Losing with honour is surely no disgrace.

At the final whistle or the end of the race
so many dreams of glory gone west.
Someone must settle for second place.

Hide your disappointment behind a poker face,
step on the podium serene and self-possessed.
Losing with honour is surely no disgrace.

You can accept defeat, go and embrace
your fate or make your heartbreak manifest
but someone must settle for second place.

We can’t all be champions, all be ace;
without the runners-up there’s no contest.
Losing with honour is surely no disgrace.

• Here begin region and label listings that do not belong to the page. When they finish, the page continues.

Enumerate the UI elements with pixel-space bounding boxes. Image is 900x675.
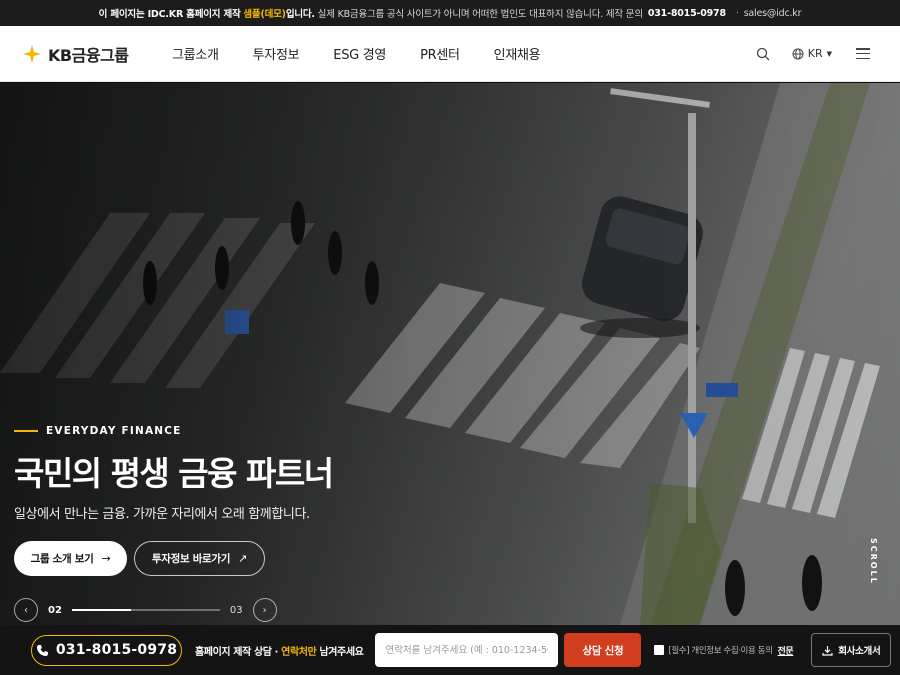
chevron-right-icon: › bbox=[262, 604, 267, 616]
logo-text: KB금융그룹 bbox=[48, 45, 129, 65]
investor-info-button[interactable]: 투자정보 바로가기 ↗ bbox=[134, 541, 265, 576]
hero-subline: 일상에서 만나는 금융. 가까운 자리에서 오래 함께합니다. bbox=[14, 507, 310, 522]
consult-message-end: 남겨주세요 bbox=[319, 646, 364, 658]
hero-eyebrow-text: EVERYDAY FINANCE bbox=[46, 425, 182, 437]
consult-message-text: 홈페이지 제작 상담 · bbox=[195, 646, 279, 658]
notice-disclaimer: 실제 KB금융그룹 공식 사이트가 아니며 어떠한 법인도 대표하지 않습니다.… bbox=[317, 9, 643, 20]
star-icon bbox=[23, 44, 41, 63]
arrow-up-right-icon: ↗ bbox=[238, 552, 248, 565]
group-intro-button-label: 그룹 소개 보기 bbox=[30, 553, 94, 565]
investor-info-button-label: 투자정보 바로가기 bbox=[151, 553, 231, 565]
consult-message-highlight: 연락처만 bbox=[281, 646, 317, 658]
language-selector[interactable]: KR ▼ bbox=[792, 47, 832, 60]
hero-eyebrow: EVERYDAY FINANCE bbox=[14, 425, 182, 437]
hamburger-menu-icon[interactable] bbox=[856, 48, 870, 59]
phone-icon bbox=[36, 644, 48, 656]
slide-progress-fill bbox=[71, 609, 132, 611]
agree-label: [필수] 개인정보 수집·이용 동의 bbox=[668, 646, 773, 656]
consult-submit-label: 상담 신청 bbox=[582, 644, 624, 657]
main-nav: 그룹소개 투자정보 ESG 경영 PR센터 인재채용 bbox=[172, 44, 574, 63]
next-slide-button[interactable]: › bbox=[252, 598, 277, 622]
consult-bar: 031-8015-0978 홈페이지 제작 상담 · 연락처만 남겨주세요 상담… bbox=[0, 625, 900, 675]
notice-text: 이 페이지는 IDC.KR 홈페이지 제작 bbox=[98, 9, 241, 20]
consult-message: 홈페이지 제작 상담 · 연락처만 남겨주세요 bbox=[195, 643, 364, 658]
slide-progress bbox=[71, 609, 220, 611]
group-intro-button[interactable]: 그룹 소개 보기 → bbox=[14, 541, 127, 576]
contact-input[interactable] bbox=[375, 633, 559, 667]
caret-down-icon: ▼ bbox=[826, 49, 832, 58]
nav-item-pr[interactable]: PR센터 bbox=[420, 44, 460, 63]
nav-item-esg[interactable]: ESG 경영 bbox=[333, 44, 386, 63]
hero-section: EVERYDAY FINANCE 국민의 평생 금융 파트너 일상에서 만나는 … bbox=[0, 83, 900, 625]
slide-total: 03 bbox=[229, 604, 243, 616]
nav-item-group[interactable]: 그룹소개 bbox=[172, 44, 219, 63]
nav-item-recruit[interactable]: 인재채용 bbox=[494, 44, 541, 63]
slide-pager: ‹ 02 03 › bbox=[14, 598, 277, 622]
notice-phone[interactable]: 031-8015-0978 bbox=[648, 8, 726, 19]
accent-line bbox=[14, 430, 38, 432]
phone-button[interactable]: 031-8015-0978 bbox=[31, 634, 182, 666]
arrow-right-icon: → bbox=[101, 552, 111, 565]
scroll-label: SCROLL bbox=[869, 538, 878, 585]
privacy-agree[interactable]: [필수] 개인정보 수집·이용 동의 전문 bbox=[654, 644, 794, 657]
top-notice-bar: 이 페이지는 IDC.KR 홈페이지 제작 샘플(데모) 입니다. 실제 KB금융… bbox=[0, 0, 900, 26]
notice-highlight: 샘플(데모) bbox=[243, 9, 286, 20]
download-icon bbox=[822, 645, 833, 656]
agree-full-text-link[interactable]: 전문 bbox=[778, 644, 794, 657]
site-header: KB금융그룹 그룹소개 투자정보 ESG 경영 PR센터 인재채용 KR ▼ bbox=[0, 26, 900, 82]
brochure-label: 회사소개서 bbox=[838, 646, 881, 657]
brochure-download-button[interactable]: 회사소개서 bbox=[811, 633, 892, 667]
agree-checkbox[interactable] bbox=[654, 645, 665, 655]
phone-number: 031-8015-0978 bbox=[55, 642, 178, 658]
notice-email[interactable]: sales@idc.kr bbox=[744, 8, 802, 19]
logo[interactable]: KB금융그룹 bbox=[22, 42, 172, 66]
search-icon[interactable] bbox=[756, 47, 770, 61]
globe-icon bbox=[792, 48, 804, 59]
prev-slide-button[interactable]: ‹ bbox=[14, 598, 38, 622]
hero-headline: 국민의 평생 금융 파트너 bbox=[14, 454, 334, 493]
consult-submit-button[interactable]: 상담 신청 bbox=[564, 633, 642, 667]
nav-item-invest[interactable]: 투자정보 bbox=[253, 44, 300, 63]
slide-current: 02 bbox=[48, 604, 62, 616]
chevron-left-icon: ‹ bbox=[24, 604, 28, 616]
notice-text-end: 입니다. bbox=[285, 9, 315, 20]
scroll-indicator: SCROLL bbox=[866, 538, 880, 625]
language-label: KR bbox=[807, 47, 823, 60]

So relish the taking part, the giving chase.
Don’t hang your head, go puff out your chest.
Someone must settle for second place.
Losing with honour is surely no disgrace.

Five Days in November

The Grim Reaper working overtime.
Fresh from mowing down Robert Stroud,
pimp, psychopath and ornithologist, his final sentence
served in a medical centre in Springfield, Missouri,
he harvests the scholar, lay theologian, novelist
and chronicler of Narnia, C.S. Lewis
in his Oxford home amid the Dreaming Spires;
before summoning Aldous Huxley, philosopher and pacifist,
conducting him with the aid of an LSD shot
to his Brave New World of the afterlife.
Dallas, Texas also on the itinerary where war hero, senator
and charismatic president John Fitzgerald Kennedy
swings into the sights of an assassin’s rifle on Dealey Plaza.
Damage collateral, J.D. Tippit, patrolman and war veteran
targeted at a junction on North Patton Avenue.
The assassin Oswald, ex-marine, factory worker,
kinsman of Theodore Roosevelt and Robert E. Lee,
agitator/patsy. in turn, snuffed out by a handgun point blank.

The Brits by tradition tardy in dispensing with their dead
but in America a busy Monday for pastors and funeral directors
committing those mortal remains to dust
with varying degrees of pomp and circumspection.
The Birdman of Alcatraz unfussily planted in Metropolis, Illinois,
Tippit accompanied by police outriders and TV cameras
to a place of honour at Laurel Land Memorial Park.
Lee Harvey Oswald smuggled into a Fort Worth cemetery,
a reluctant pastor mouthing reluctant prayers
and pressmen doubling as grudging pallbearers.
A horse-drawn caisson carried Kennedy to The Capitol
a Cardinal led his Requiem Mass; at the graveside
Irish cadets performed their Queen Anne Drill
in Arlington, Virginia where his flame still burns eternal.

Lightfoot Drifters 

in memory of Gordon Lightfoot

Footloose but heavy-hearted,
those Lightfoot drifters down on their luck,
the homesick, the lovesick, the gamblers, the forsaken.

A washed-up minstrel on the hard shoulder
in Boulder, Colorado (ten degrees and getting colder).
A Go-Go dancer in love with someone who doesn’t care,
alone upon the sidewalks of despair.

A hitchhiker on the West Coast
(from California to the Oregon border),
aching for love in North Ontario;
a broken heart seven hours in a seven-Pullman train
seeking oblivion in a cabin among the pines,
sixteen miles from Seven Lakes.

By broad highways and big steel rails,
snowed under or airport-grounded,
on winter nights and in early morning rain,
Lightfoot drifters, the world on their shoulders.

© Michael Durack

Michael Durack lives in County Tipperary, Ireland. His poems have appeared in a wide range of publications in Ireland and abroad as well as airing on local and national radio. He is the author of a memoir in prose and poems, Saved to Memory: Lost to View (2016) and three poetry collections, Where It Began (2017),  Flip Sides (2020) and This Deluge of Words (2023) published by Revival Press.